Dasselbe gilt für die Union. Obwohl dieser Tage gleich zwei angebliche Jahrhundertreformen in die heiße Endphase gingen (Föderalismus und Gesundheit, dazu noch die Unternehmenssteuerreform in Vorbereitung), fand die Kanzlerin die Muße, an zwei aufeinander folgenden Abenden zunächst Christian Wulff und 24 Stunden später bei Roland Koch in den jeweiligen Berliner Landesvertretungen tischplattengroße Kuchen anzuschneiden. Man traut dem Frieden kaum: Koch, wie Wulff potenzieller Rivale und Möchtegern-Nachfolger von Merkel, gab den entspannten Gastgeber, während ein paar Meter weiter sein Vorgänger im Amt des Ministerpräsidenten, Ex-Finanzminister Hans Eichel (SPD), vom Amt erlöst Hof hielt und fröhlich zum Würstchen-Grill eilte.

Beim Sommerfest der CDU-Mittelständler verzeichneten Beobachter erstaunt, wie gelassen die Atmosphäre war, obwohl Angela Merkel aus dieser Ecke gerne mit dem Schimpfwort "Sozialdemokratisierung" belegt wird. Die Rednerin Merkel hingegen gab sich dort alle Mühe, inhaltlich zu überzeugen, stieß aber auf nicht allzu viel Interesse. Das Bedürfnis der Zuhörer, sich am Fußballsommerwunderland zu berauschen, war größer.

Beide Volksparteien agieren mit einer zur Schau getragenen Gelassenheit, die sich bis ins Kabinett erstreckt. Die CDU-Spitze klagt ein wenig über die Führungswechsel und damit einhergehende Führungsschwäche der SPD, aber selbst das klingt eher väterlich als konfrontativ. Man hätte gerne einen klareren und verlässlicheren Ansprechpartner – und den lieber stark als schwach, um zu wissen, woran man ist. Aber es hat eine stark bindende Einsicht in die Notwendigkeit der Konsenspolitik Einzug gehalten ins Kanzleramt und in die Regierung. Mit dem Erfolg, dass viele, nicht nur Guido Westerwelle, die Merkel von 2003 und 2004 nicht mehr wieder erkennen.
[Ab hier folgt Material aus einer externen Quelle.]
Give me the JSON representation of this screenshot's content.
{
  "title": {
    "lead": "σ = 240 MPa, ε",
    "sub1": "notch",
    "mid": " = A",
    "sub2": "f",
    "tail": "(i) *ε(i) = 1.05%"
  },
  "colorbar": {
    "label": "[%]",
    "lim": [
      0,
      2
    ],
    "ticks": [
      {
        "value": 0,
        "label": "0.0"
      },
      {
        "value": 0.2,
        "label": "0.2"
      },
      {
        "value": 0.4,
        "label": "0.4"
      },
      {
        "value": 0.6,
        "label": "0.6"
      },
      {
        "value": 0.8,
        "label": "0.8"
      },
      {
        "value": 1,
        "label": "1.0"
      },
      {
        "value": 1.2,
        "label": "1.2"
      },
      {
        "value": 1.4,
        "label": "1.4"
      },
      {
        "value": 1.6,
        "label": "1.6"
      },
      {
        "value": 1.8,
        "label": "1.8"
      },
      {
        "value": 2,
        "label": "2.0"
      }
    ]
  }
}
Diese für Außenstehende, vor allem für Fans großer Reformen, unverständliche Zufriedenheit der Regierung speist sich auch aus dem Phänomen, dass sich keiner außer der Kanzlerin fürs Große und Ganze zuständig fühlt. Stattdessen frönt jeder seinem Fachressort. Und in den einzelnen Ressorts, sei es Umwelt-, Außen- oder Familienpolitik, haben die Zuständigen im Detail das Gefühl, etwas erreicht zu haben. Selbst ein Mann wie der SPD-Stratege Matthias Machnig konzentriert sich auf sein neues Staatssekretärsamt für Umwelt- und Energiepolitik, statt eine Vision der Großen Koalition zu formulieren. Seit Matthias Platzeck den SPD-Vorsitz aufgegeben hat, ist es auch um eine langfristige Strategie der Partei ruhig geworden, geschweige denn versucht noch jemand bei den Sozialdemokraten, Reformdruck auszuüben.